(WASHINGTON, D.C.) -- The Mortgage Bankers Association (MBA) today released its Weekly Mortgage Applications Survey for the week ending January 30, 2009. The Market Composite Index, a measure of mortgage loan application volume, was 795.4, an increase of 8.6 percent on a seasonally adjusted basis from 732.1 one week earlier. On an unadjusted basis, the Index increased 28.1 percent compared with the previous week and decreased 26.9 percent compared with the same week one year earlier.
The Refinance Index increased 15.8 percent to 3906.3 from 3373.9 the previous week and the seasonally adjusted Purchase Index decreased 11.2 percent to 261.4 from 294.3 one week earlier. The seasonally adjusted Conventional Purchase Index decreased 11.3 percent while the Government Purchase Index (largely FHA) decreased 10.9 percent.
The four week moving average for the seasonally adjusted Market Index is down 9.2 percent. The four week moving average is down 4.7 percent for the seasonally adjusted Purchase Index, while this average is down 10.7 percent for the Refinance Index.
The refinance share of mortgage activity increased to 73.2 percent of total applications from 72.8 percent the previous week. The adjustable-rate mortgage (ARM) share of activity decreased to 2.1 percent from 2.4 percent of total applications from the previous week.

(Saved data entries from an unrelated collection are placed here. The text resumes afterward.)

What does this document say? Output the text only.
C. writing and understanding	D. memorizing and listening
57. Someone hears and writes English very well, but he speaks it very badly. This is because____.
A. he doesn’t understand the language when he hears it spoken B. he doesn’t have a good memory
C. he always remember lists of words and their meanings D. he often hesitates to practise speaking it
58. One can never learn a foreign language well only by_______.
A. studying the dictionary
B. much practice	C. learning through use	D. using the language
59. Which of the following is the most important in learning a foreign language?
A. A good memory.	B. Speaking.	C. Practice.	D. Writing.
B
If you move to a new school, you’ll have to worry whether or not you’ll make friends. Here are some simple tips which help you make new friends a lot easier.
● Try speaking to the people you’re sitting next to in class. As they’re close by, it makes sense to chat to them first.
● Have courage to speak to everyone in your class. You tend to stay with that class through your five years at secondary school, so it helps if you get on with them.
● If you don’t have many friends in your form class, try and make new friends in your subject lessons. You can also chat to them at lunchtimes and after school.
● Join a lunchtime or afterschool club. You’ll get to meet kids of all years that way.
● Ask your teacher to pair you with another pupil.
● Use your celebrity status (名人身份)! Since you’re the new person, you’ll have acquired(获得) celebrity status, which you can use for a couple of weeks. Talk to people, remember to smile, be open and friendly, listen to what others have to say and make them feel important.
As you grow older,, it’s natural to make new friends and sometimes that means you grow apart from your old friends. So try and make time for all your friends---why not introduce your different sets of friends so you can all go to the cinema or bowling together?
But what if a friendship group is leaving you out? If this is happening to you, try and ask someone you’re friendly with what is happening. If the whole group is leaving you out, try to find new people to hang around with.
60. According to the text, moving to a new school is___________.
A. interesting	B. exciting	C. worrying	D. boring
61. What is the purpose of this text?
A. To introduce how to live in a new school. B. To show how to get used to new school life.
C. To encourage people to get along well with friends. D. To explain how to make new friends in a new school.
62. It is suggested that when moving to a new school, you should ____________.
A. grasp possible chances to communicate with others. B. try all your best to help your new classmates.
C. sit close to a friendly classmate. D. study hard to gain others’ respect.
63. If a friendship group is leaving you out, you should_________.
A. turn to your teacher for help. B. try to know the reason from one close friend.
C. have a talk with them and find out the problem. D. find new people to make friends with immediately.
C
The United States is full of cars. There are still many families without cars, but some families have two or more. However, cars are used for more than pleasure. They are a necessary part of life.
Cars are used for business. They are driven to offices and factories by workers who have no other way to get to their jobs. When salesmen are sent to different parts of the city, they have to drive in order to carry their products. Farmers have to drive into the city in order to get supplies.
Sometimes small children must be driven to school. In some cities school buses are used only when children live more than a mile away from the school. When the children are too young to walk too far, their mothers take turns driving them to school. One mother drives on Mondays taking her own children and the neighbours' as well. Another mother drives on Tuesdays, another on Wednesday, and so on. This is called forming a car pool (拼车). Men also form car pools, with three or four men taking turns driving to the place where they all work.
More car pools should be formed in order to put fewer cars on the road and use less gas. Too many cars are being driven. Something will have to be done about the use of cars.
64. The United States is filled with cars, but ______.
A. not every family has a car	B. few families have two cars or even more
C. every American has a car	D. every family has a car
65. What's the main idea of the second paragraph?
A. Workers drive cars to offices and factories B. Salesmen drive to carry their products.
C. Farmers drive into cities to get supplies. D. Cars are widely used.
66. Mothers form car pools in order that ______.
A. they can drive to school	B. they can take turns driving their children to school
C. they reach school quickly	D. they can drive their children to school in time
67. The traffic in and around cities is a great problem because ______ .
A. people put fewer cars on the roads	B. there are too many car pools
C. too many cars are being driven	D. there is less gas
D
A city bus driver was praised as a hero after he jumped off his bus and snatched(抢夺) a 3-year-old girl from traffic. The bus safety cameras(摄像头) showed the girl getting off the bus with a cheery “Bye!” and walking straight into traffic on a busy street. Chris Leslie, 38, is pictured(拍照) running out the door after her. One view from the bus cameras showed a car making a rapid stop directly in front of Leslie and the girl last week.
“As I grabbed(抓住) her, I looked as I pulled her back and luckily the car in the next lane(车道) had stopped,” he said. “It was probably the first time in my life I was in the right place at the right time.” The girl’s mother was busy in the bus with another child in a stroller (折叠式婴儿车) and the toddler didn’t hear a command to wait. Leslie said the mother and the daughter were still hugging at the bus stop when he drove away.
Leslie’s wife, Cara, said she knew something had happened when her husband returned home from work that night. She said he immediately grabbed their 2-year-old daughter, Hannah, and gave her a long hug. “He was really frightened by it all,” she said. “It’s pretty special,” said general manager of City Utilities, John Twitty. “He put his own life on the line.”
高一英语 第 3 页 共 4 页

The average contract interest rate for 30-year fixed-rate mortgages increased to 5.28 percent from 5.22 percent, with points increasing to 1.12 from 1.05 (including the origination fee) for 80 percent loan-to-value (LTV) ratio loans.
The average contract interest rate for 15-year fixed-rate mortgages increased to 5.15 percent from 4.98 percent, with points increasing to 1.21 from 1.13 (including the origination fee) for 80 percent LTV loans.
The average contract interest rate for one-year ARMs increased to 6.09 percent from 5.96 percent, with points increasing to 0.07 from 0.06 (including the origination fee) for 80 percent LTV loans.
The survey covers approximately 50 percent of all U.S. retail residential mortgage applications, and has been conducted weekly since 1990. Respondents include mortgage bankers, commercial banks and thrifts. Base period and value for all indexes is March 16, 1990=100.